Secondly, segfaults etc. C, as a low level language, has no bounds checking. This means that there is nothing to check you are looking at an index not actually in the array. In fact it doesn't stop you accessing memory anywhere even if it doesn't belong to your program (although your operating system might, thats what a segfault is). This is why, whenever you pass an array around in C you need to pass its length as well, so that the function receiving the array knows how big it is. Don't forget that an 'array' is really just a pointer to the first element. This is very unhelpful when passing strings around - every string argument would become two arguments, so a cheat is used. Any standard C string is NULL terminated. The last character in the string should be ASCII value 0. Any string functions work along the array until they see that and then stop. This way they don't overrun the array, but if its not there for some reason, they will. That being understood
strlen("Hello")
is 5, but to store it you need one more character. E.g.:
const char str1 = "Hello";
char *str2 = malloc(sizeof(char) * (strlen(str1) + 1));
strcpy(str2, str1);
And yes, sizeof(char) is unnecessary because it is defined to be 1, but I find it clearer and it is definitely a good habit.

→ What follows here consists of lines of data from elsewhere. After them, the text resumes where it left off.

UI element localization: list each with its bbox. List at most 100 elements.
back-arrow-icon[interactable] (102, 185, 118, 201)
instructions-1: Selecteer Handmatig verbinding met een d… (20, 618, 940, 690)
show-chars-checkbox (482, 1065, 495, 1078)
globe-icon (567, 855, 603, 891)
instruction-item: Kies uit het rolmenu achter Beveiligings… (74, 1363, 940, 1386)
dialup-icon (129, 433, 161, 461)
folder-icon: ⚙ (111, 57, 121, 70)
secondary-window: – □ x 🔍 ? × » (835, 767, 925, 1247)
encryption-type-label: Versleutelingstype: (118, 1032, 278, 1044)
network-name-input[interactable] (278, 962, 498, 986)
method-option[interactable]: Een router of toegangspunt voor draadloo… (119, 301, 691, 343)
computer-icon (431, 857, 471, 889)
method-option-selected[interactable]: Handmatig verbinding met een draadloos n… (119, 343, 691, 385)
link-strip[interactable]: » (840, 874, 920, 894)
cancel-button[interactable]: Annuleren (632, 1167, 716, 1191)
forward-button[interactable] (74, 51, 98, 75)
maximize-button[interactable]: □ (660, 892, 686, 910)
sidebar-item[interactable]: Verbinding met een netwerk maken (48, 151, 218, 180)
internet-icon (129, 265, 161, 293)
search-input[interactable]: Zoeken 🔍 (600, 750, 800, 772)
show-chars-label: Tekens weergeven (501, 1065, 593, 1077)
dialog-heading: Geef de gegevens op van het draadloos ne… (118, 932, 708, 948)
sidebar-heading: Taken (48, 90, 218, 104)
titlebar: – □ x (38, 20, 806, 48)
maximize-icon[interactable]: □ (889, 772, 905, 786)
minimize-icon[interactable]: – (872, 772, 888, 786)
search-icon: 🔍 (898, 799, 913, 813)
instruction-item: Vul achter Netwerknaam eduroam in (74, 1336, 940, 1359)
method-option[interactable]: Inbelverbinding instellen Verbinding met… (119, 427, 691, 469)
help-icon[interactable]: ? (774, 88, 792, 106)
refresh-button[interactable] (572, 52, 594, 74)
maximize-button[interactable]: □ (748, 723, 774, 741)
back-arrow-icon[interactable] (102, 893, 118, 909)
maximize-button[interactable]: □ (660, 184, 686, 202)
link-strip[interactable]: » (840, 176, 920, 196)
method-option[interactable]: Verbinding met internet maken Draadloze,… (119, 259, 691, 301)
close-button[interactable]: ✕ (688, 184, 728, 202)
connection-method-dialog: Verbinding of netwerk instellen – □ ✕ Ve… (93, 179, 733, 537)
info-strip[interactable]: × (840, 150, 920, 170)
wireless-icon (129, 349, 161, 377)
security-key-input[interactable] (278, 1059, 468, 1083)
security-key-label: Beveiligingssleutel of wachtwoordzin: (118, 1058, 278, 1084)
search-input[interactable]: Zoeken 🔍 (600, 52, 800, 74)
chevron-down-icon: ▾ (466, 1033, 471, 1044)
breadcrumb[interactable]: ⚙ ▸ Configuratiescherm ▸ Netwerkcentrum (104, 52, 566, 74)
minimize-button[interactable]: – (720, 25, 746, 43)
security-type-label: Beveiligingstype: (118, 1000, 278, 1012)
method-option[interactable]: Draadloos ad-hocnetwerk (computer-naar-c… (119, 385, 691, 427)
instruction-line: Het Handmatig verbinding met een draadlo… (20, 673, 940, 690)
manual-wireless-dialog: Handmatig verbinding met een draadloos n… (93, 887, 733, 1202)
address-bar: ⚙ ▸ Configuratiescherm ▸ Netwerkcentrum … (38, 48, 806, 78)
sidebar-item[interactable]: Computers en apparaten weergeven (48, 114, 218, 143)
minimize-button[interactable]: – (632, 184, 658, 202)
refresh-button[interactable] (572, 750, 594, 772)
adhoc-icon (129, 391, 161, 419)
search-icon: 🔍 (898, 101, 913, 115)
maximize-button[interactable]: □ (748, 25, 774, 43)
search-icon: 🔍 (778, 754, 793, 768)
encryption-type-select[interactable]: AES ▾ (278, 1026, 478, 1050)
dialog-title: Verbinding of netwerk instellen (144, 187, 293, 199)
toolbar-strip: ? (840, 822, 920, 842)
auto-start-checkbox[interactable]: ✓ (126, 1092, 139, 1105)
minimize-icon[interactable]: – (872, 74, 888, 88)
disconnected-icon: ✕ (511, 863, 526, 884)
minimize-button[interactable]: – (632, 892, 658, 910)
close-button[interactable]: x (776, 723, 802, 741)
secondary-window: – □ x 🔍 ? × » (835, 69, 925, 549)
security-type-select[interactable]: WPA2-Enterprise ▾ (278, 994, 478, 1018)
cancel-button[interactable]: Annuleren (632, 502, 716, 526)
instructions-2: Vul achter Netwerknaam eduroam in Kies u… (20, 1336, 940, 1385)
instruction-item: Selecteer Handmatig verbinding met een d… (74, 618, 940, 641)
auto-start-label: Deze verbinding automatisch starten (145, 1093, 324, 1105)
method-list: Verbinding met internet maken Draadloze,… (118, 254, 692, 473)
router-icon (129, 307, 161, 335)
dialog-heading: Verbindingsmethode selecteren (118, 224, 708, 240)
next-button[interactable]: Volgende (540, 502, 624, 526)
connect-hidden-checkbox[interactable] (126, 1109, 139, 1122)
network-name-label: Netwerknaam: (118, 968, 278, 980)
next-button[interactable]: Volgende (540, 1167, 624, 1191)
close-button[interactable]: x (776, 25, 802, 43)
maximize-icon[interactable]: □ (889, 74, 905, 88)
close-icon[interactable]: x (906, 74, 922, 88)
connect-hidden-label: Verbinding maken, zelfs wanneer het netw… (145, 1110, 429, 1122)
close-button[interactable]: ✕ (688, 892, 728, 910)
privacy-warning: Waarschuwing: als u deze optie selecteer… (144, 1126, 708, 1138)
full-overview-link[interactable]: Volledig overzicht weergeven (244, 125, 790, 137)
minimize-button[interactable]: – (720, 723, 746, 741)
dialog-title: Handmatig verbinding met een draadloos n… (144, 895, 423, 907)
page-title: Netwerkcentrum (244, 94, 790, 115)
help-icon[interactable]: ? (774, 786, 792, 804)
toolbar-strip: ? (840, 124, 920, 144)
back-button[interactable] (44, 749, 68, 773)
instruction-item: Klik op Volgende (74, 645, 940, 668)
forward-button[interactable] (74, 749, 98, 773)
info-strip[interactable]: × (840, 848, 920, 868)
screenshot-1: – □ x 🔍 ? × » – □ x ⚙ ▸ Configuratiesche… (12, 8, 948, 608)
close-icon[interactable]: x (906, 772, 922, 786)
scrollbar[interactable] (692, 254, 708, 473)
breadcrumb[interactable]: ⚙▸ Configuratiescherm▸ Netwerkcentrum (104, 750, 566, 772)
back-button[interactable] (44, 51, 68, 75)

That snippet is allocating enough space for a 2-character name.
Generally the string buffer is going to be filled from somewhere, i.e. I/O. If the size of the string isn't known ahead of time (e.g. reading from file or keyboard), one of three approaches are generally used:
Define a maximum size for any given string, allocate that size + 1 (for the null terminator), read at most that many characters, and error or blindly truncate if too many characters were supplied. Not terribly user friendly.
Reallocate in stages (preferably using geometric series, e.g. doubling, to avoid quadratic behaviour), and keep on reading until the end has been reached. Not terribly easy to code.
Allocate a fixed size and hope it won't be exceeded, and crash (or be owned) horribly when this assumption fails. Easy to code, easy to break. For example, see gets
in the standard C library. (Never use this function.)
malloc()
will allocate a block of memory and return a pointer to that memory if successful, and NULL if unsuccessful. the size of the block of memory is specified by malloc
's argument, in bytes.
the sizeof
operator gives the size of its argument in bytes.
char *someString = malloc(sizeof(char) * 50)
this will allocate enough space for a 49 character string (a C-style string must be terminated by a NULL ('\0'
) character) not including the NULL character, and point someString
at that memory.
It looks like that code in your question should be malloc(sizeof(char) * 2);
, as sizeof(char) + 2
doesn't make sense.
note that sizeof(char)
is guaranteed to always equal 1 (byte) -- but the memory representation of other types (such as long) may vary between compilers.
The way that you get (un)lucky with dynamically allocated memory is if you try to read/write outside of memory you have allocated.
For example,
char *someString = malloc(10);
strcpy(someString, "Hello there, world!");
printf("%s\n", someString);
The first line allocates enough room for 9 characters, and a NULL character.
The second line attempts to copy 20 characters (19 + NULL) into that memory space. This overruns the buffer and might cause something incredibly witty, such as overwriting adjacent memory, or causing a segfault.
The third line might work, for example if there was allocated memory right beside someString, and "Hello there, world!" ran into that memory space, it might print your string plus whatever was in the next memory space. If that second space was NULL terminated, it would then stop--unless it wasn't, in which case it would wander off and eventually segfault.
This example is a pretty simple operation, yet it's so easy to go wrong. C is tricky -- be careful.